Le prochain orateur était très attendu pour son baptême du feu. Le ministre des Finances Renganaden Padayachy, élu du No 13, a, certes, réaffirmé la politique inclusive du gouvernement, mais il a aussi déploré qu’il y ait une psychose créée autour de la dette qui, selon lui, a permis les développements considérables que le pays a connus ces dernières années. Beaucoup de lieux communs pour cette première, et la consultation constante d’une tablette qui n’a pas été du meilleur effet.

Le PPS Prakash Ramchurrun, député du No 14, a fait dans le même registre que les orateurs de la majorité qui ont confondu caisse de savon et siège de parlementaire. Il a vu du « money politics » dans la circonscription lors de la dernière campagne électorale de la part de certains candidats rouge-bleu, a remercié « l’honorable Alan et l’honorable Sandra » et a fait les éloges de la police.
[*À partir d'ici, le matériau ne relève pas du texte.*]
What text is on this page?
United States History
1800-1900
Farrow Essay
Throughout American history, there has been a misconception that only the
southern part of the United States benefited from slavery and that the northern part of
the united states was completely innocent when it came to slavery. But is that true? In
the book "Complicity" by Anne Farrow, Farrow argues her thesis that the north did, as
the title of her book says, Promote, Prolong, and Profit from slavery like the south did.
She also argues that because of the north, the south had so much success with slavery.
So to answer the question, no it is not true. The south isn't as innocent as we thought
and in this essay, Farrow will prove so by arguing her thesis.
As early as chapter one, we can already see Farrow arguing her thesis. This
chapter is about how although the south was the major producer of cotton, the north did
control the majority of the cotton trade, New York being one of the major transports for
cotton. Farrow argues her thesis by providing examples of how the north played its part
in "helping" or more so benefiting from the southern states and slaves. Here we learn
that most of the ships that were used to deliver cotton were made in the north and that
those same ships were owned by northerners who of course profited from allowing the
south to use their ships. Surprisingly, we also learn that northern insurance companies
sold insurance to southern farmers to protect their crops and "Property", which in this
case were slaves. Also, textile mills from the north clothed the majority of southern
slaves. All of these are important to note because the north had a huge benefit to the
Il est, lui-même, un ancien agent de l’ordre. Tout s’explique.

Très posée comme toujours, la députée du MMM du No 1, Arianne Navarre-Marie, a fustigé l’attitude des jeunes de la majorité accusés de faire des « discours autobiographiques », et elle s’est dite déçue d’avoir constaté que, s’il y a des vieux avec des esprits jeunes, il y aussi des jeunes avec un « état d’esprit dépassé ».

Son adversaire du No 1, Dorine Chukowry, a fait un discours pour parler de sa famille, de ses déboires au MMM et de son adhésion au MSM tout en disant rester « smart as usual ». Elle a juste omis de revenir sur tout le mal qu’elle avait aussi dit du Sun Trust et de ses dirigeants. Mais c’est le propre des transfuges que de brûler ce qu’ils ont adoré et d’adorer ce qu’ils ont brûlé.

Le PPS Sharvanand Ramkaun, élu du No 5, a été bref et ne s’est consacré qu’au bilan social du gouvernement, alors que le député du No 12 Richard Duval a parlé de la dette, de Mahébourg et de Rodrigues, pour s’en prendre, une nouvelle fois, à l’OPR sur sa gestion de l’île. Il a préconisé la création de cliniques pour animaux et de l’aménagement de chenils municipaux.

« Thank you, guys »

La PPS  Tanya Jutton a bien entendu parlé d’elle-même et du Premier ministre, tout en adoptant une posture légère avec son discours manuscrit posé pratiquement devant son micro et le bras souvent penché sur le pupitre. Très théâtrale par moments, elle s’est même autorisé quelques libertés avec les règlements en disant « thank you, guys » à ses colistiers Naveena Ramyead et Mahen Seeruttun, avant de conclure son intervention en hindi sans traduire ce qu’elle disait.

Ritesh Ramful, le premier député du No 12, a démonté le bilan économique du gouvernement MSM et a, chiffres à l’appui, démontré que le tableau présenté n’est pas aussi positif que ce que l’on veut faire accroire. L’élu travailliste s’en est aussi pris à la politique de recrutement du gouvernement, comme au tourisme, secteur en difficulté où ce sont des personnes qui n’ont aucune expérience dans ce domaine, comme Nilen Vencadasmy et Teerut Moossun, qui ont été nommées.

La séance de mardi s’est terminée avec les problèmes régionaux soulevés à l’ajournement.